Thursday, April 13, 2006

Cross Connections

I was e-mailed a question today by a man named Hiredhand.   Strange name? Well, I “met” the gentleman in question on an Internet discussion board.  I have many “friends” there with names like Maximus of Texas and Peacebaby.  His question for me was, “What is God saying to you lately.”

Not your everyday question.  Strangely enough, this same morning I received an e-mail from my friend Davlin.  Davlin isn’t his real name… it’s the name of his character on an MMORPG (Massive Multiplayer Online Role Playing Game) called City of Heroes.  Davlin, my husband and I (well, Area Man and Nuclear Mom), frequently discussed the meaning of life in between missions to defeat villains.  Davlin is a twenty-something young man living in rural Canada.  Of course, he could be a 13-year old boy from England, a 40-something inmate from California, or a 60-year old grandmother living down my block for all I really know.  Davlin doesn’t play City of Heroes any longer, but he occasionally writes to keep in touch.

Keep in touch.  Reach out and touch someone.  Make connections.  

My dearest friend recently expressed concern about her 13-year old daughter.  She’s a beautiful, sweet, talented and smart young lady – not the type to cause her mother concern.  But her mother has observed that when her daughter’s friendships become too challenging, her daughter is quick to sever ties.  I immediately thought of the Internet.  Our children are growing up in the age of e-mail, instant messaging, and MySpace.   Safety features allow us to screen our messages.  We can hide, lurk, global ignore.   If an internet conversation is getting too uncomfortable, we can easily walk away, change our handle, and block messages.
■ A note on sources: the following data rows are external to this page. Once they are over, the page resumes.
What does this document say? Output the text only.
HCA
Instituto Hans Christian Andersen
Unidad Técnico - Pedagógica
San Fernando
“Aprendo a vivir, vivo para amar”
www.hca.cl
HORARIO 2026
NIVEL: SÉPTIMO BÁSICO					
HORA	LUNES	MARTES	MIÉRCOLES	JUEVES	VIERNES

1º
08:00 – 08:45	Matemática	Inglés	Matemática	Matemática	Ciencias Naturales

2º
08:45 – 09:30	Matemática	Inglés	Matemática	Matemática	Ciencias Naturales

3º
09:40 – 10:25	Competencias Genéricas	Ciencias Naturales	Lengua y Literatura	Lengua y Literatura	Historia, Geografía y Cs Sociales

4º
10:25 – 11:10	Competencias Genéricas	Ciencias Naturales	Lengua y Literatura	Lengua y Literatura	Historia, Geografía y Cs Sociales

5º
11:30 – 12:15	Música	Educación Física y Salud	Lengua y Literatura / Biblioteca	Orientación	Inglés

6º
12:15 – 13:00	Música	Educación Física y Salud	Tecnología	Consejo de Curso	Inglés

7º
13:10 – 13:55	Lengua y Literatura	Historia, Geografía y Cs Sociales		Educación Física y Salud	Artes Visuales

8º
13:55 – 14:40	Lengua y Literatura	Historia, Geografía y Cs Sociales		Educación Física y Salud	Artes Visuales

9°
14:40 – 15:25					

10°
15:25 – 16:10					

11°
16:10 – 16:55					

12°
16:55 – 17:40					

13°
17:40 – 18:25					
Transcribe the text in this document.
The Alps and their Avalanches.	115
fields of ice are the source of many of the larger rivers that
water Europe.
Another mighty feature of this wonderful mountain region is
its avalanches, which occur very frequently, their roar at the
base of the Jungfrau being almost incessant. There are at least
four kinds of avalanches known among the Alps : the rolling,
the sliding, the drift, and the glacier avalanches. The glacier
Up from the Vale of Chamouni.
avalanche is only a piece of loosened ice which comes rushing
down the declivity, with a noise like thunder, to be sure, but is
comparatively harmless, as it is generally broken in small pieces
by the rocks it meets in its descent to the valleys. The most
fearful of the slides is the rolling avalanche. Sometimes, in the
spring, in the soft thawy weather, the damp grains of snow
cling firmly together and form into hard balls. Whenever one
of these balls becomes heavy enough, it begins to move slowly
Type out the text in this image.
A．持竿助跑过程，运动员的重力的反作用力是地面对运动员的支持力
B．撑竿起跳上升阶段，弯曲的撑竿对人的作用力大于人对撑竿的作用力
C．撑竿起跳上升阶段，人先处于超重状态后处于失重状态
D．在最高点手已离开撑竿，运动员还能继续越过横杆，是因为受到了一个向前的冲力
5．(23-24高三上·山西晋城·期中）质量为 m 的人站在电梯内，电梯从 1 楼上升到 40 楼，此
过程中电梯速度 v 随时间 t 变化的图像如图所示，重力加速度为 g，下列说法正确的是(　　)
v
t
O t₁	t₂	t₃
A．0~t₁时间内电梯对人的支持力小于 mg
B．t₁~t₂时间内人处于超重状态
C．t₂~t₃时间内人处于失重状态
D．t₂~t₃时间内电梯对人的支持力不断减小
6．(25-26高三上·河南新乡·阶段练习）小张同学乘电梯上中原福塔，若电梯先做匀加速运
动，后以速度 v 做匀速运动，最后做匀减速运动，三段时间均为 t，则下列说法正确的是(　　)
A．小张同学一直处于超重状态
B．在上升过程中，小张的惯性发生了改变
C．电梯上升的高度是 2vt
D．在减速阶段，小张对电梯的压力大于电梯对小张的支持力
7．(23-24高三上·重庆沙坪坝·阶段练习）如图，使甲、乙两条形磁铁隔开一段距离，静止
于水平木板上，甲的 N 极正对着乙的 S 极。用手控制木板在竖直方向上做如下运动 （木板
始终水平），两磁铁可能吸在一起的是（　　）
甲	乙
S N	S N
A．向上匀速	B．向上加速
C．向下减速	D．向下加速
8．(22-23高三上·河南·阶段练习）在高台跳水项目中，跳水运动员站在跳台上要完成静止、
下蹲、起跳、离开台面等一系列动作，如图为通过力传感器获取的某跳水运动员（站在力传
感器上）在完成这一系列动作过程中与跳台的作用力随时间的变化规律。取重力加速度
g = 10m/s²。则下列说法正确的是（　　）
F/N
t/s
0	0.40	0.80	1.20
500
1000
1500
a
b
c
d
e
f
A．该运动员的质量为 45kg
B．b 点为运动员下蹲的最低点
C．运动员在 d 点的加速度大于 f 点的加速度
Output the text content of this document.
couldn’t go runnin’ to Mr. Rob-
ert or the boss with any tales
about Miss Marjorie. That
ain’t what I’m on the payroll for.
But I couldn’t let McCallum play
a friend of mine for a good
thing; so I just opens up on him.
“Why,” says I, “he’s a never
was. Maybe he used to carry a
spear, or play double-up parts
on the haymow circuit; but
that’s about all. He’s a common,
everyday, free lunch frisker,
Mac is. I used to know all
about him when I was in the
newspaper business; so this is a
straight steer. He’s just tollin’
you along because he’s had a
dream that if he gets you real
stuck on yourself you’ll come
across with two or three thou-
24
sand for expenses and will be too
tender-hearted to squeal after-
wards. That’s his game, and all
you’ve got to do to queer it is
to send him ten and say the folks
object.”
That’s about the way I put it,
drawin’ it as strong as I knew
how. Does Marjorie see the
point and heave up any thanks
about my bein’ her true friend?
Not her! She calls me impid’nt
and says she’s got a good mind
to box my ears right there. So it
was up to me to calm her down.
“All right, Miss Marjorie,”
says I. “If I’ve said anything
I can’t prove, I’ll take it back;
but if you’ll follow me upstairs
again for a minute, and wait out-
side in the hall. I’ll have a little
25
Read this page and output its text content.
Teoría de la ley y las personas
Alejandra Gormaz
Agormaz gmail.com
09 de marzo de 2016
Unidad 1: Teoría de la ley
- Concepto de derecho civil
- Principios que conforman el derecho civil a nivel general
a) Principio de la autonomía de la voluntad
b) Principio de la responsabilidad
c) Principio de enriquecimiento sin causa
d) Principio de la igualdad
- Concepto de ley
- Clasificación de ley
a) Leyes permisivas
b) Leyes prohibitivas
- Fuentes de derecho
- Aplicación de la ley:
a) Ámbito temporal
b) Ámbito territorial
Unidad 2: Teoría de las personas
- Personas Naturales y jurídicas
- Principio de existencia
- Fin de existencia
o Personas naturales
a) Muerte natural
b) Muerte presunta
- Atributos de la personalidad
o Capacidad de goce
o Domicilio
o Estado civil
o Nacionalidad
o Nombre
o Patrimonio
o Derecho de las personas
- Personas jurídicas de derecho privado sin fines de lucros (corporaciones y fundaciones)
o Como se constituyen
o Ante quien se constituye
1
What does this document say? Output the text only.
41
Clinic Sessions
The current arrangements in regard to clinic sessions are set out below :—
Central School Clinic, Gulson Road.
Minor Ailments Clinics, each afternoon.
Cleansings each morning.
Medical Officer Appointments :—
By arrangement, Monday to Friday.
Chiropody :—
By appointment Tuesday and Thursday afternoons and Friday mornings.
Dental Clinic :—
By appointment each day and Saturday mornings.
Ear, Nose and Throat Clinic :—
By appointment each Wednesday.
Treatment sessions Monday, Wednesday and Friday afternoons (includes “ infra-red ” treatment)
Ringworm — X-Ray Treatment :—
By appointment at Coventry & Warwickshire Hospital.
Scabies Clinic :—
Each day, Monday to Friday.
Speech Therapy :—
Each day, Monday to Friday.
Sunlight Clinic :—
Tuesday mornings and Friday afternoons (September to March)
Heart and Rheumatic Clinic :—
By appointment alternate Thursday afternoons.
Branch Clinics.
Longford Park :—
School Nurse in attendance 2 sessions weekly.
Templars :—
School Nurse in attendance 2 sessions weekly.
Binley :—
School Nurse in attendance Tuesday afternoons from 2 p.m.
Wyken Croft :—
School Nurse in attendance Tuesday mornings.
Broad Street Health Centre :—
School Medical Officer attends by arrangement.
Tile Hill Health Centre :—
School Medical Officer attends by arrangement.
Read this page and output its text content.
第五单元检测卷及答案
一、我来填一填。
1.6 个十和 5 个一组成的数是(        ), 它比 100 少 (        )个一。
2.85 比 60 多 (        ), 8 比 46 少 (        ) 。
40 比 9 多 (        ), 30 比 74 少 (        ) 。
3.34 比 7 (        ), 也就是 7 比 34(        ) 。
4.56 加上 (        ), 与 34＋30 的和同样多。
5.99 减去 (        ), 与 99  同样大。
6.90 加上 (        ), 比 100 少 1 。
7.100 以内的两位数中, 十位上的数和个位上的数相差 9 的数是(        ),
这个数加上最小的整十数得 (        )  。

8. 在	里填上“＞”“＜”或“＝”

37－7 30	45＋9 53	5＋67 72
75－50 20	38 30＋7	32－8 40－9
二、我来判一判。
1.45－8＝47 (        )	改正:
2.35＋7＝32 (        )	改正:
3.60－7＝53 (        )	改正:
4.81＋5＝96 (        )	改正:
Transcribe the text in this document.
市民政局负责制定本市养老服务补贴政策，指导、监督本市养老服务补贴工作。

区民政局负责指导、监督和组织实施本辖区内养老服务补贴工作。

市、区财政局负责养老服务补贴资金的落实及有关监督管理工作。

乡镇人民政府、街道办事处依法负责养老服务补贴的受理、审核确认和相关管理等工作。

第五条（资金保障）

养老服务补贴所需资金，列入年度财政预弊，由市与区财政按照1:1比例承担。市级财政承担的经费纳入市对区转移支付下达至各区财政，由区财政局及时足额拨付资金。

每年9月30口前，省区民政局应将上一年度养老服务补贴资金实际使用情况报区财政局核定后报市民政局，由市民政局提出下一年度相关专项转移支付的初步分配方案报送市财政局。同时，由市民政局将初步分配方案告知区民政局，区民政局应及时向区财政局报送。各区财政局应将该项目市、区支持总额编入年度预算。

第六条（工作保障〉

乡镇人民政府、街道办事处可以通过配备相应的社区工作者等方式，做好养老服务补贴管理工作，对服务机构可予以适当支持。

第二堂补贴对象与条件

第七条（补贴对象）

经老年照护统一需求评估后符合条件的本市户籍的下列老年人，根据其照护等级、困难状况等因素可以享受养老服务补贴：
So what is the connection between Hiredhand’s question, City of Heroes, and my friend’s daughter?   It’s coming – I promise.

I just joined a small group at my church.  The groups are called Real Life Connections, and they seek to allow believers to grow more deeply in fellowship with one another.  The first week, we discussed love, how the word love is really defined by the actions of Jesus.  The second week, we discussed how to comfort those who mourn.  In John 11, the story of Lazarus, Jesus showed His love for His friends Lazarus, Martha and Mary by showing up, listening to Martha and Mary, weeping with them and praying for them – things we all should do to comfort others.  But then He did something we cannot do – He called Lazarus back from the dead, revealing the glory of God and His true nature to those who watched in amazement.   These acts of love set in motion the Pharisee’s plot to kill Jesus (John 11:53).   In John 15:12-13, Jesus says, This is My commandment, that you love one another, just as I have loved you.  Greater love has no one than this, that one lay down his life for his friends.

We live in a world in which technology has made staying in touch with people so much easier, and yet we are as disconnected from one another as we have ever been.   In the days of Jane Austen, decorum kept conversations and relationships superficial, avoiding topics like religion or politics and staying with safe ones like the weather.  No such decorum exists today.  Strangers share their most intimate thoughts, desires, beliefs and actions with other strangers.  But relationships are no more intimate.  It’s cyber flashing.  We all walk around in trench coats looking for an audience, then FLASH!  We watch for reactions, and if they are favorable, we stay for more.  If not, we close our coats and find another audience.

Cyber relationships are easy.  You don’t have to clean up your house, shower or change your clothes when your cyber friends come to visit.  If the conversation gets too dull, too heavy or too controversial, you walk away with little thought of your cyber friend or the real person behind the computer.   Real relationships are messy.  They take work.  They are risky.  Real relationships are costly.  We may be called to tear our robes, weep, sprinkle dust on our heads and be silent.  

What is God saying to me lately?  This Holy Week, God is saying  Love others as I have loved you.  It’s a costly love, one that will require actions that far exceed my feelings at the moment.

I am not advocating shunning all electronic relationships.   I don’t believe that desserts, for example, are so dangerous because of what they contain, but for what they replace.  If your diet consists of only desserts, you will miss the food that truly nourishes and sustains.  We are called to love others as Jesus loved us, and we can only do so much of that behind online masks.  Jesus shared meals with people, went to the markets where they shopped, the wells where they drew water, the shores where they fished, the temples where they prayed.  He met people in the places of their everyday lives and prayed for them, touched them, healed them, and taught them.  Christ connected with people and loved them, even unto death on the cross.

Jesus is calling me to a leap of faith into the Holy Wild.  He’s calling me to trust Him and follow Him.  He’s asking me to be bold and courageous. He’s commanding me to love others as He loved, no matter what the cost.  He’s calling you, too, and, to borrow from my friend, Steve Brown, He asked me to remind you.